The major domestic equity indexes were higher on Monday, propelling the Dow Jones Industrial Average to a more than two-month closing high, after a truce between the United States and China calmed fears that a trade war might be imminent.

Treasury Secretary Steven Mnuchin’s comments over the weekend that the two countries had put the prospect of a trade war “on hold” and agreed to hold more talks to boost U.S. exports to China help to push share prices higher at the opening, with the Dow leading the charge higher.

Mnuchin said on Sunday the United States and China had agreed to drop their tariff threats, and China on Monday praised a significant dialing back of tensions.

The S&P industrial sector advanced 1.5 percent. Boeing, which sells about a fourth of its commercial aircraft to Chinese customers saw its share price chalk up a gain of 3.6 percent. It was the largest percentage gainer on the Dow and lifted the blue-chip index.

The Russell 2000 rose 0.7 percent to hit a record closing high for a fourth straight session, though the index of small-cap companies underperformed large caps.

General Electric saw its share price rise 1.9 percent after confirming on Monday that it plans to merge its transportation business with rail equipment maker Wabtec, which rose about 3.5 percent.

Not all business leaders welcomed the trade war truce, with some cautioning that Washington would find it tough to rebuild momentum to address what they see as troubling Chinese policies.

Shares of AK Steel fell 5.1 percent and U.S. Steel was down 3.8 percent following the weekend trade announcement.

Micron Technology rose 3.9 percent, the most on the S&P, after the chipmaker lifted its current-quarter forecast.

The easing of the trade dispute also helped chipmakers whose major clients include Chinese firms.
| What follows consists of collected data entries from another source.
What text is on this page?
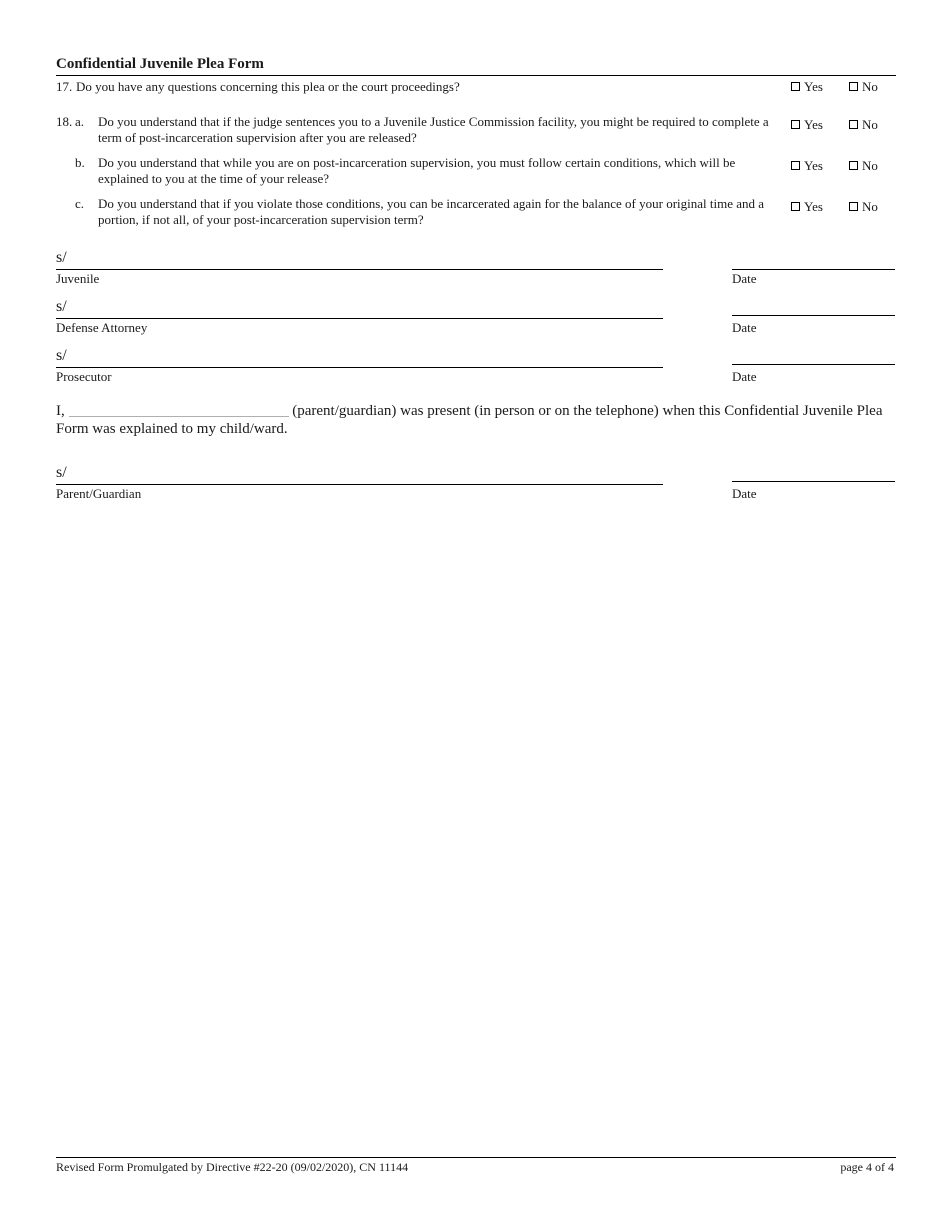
Confidential Juvenile Plea Form
17. Do you have any questions concerning this plea or the court proceedings?	Yes	No
18. a. Do you understand that if the judge sentences you to a Juvenile Justice Commission facility, you might be required to complete a term of post-incarceration supervision after you are released?
Yes	No
b. Do you understand that while you are on post-incarceration supervision, you must follow certain conditions, which will be explained to you at the time of your release?
Yes	No
c. Do you understand that if you violate those conditions, you can be incarcerated again for the balance of your original time and a portion, if not all, of your post-incarceration supervision term?
Yes	No
s/
Juvenile	Date
s/
Defense Attorney	Date
s/
Prosecutor	Date
I,	(parent/guardian) was present (in person or on the telephone) when this Confidential Juvenile Plea Form was explained to my child/ward.
s/
Parent/Guardian	Date
Revised Form Promulgated by Directive #22-20 (09/02/2020), CN 11144	page 4 of 4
As a result, the Philadelphia chip index chalked up a gain of 1.1 percent. The technology sector rose 0.8 percent.

Tesla was up 2.8 percent on pricing of the Model 3’s fully loaded version and after brokerage Berenberg raised its already bullish price target.

Regional lender MB Financial gained 12.9 percent after agreeing to be bought for $4.87 billion by Fifth Third Bancorp, which in turn fell 7.9 percent.

Approximately 5.8 billion shares changed hands on the major domestic equity exchanges, as compared to the 6.6 billion daily average for the past 20 trading days, according to Thomson Reuters data.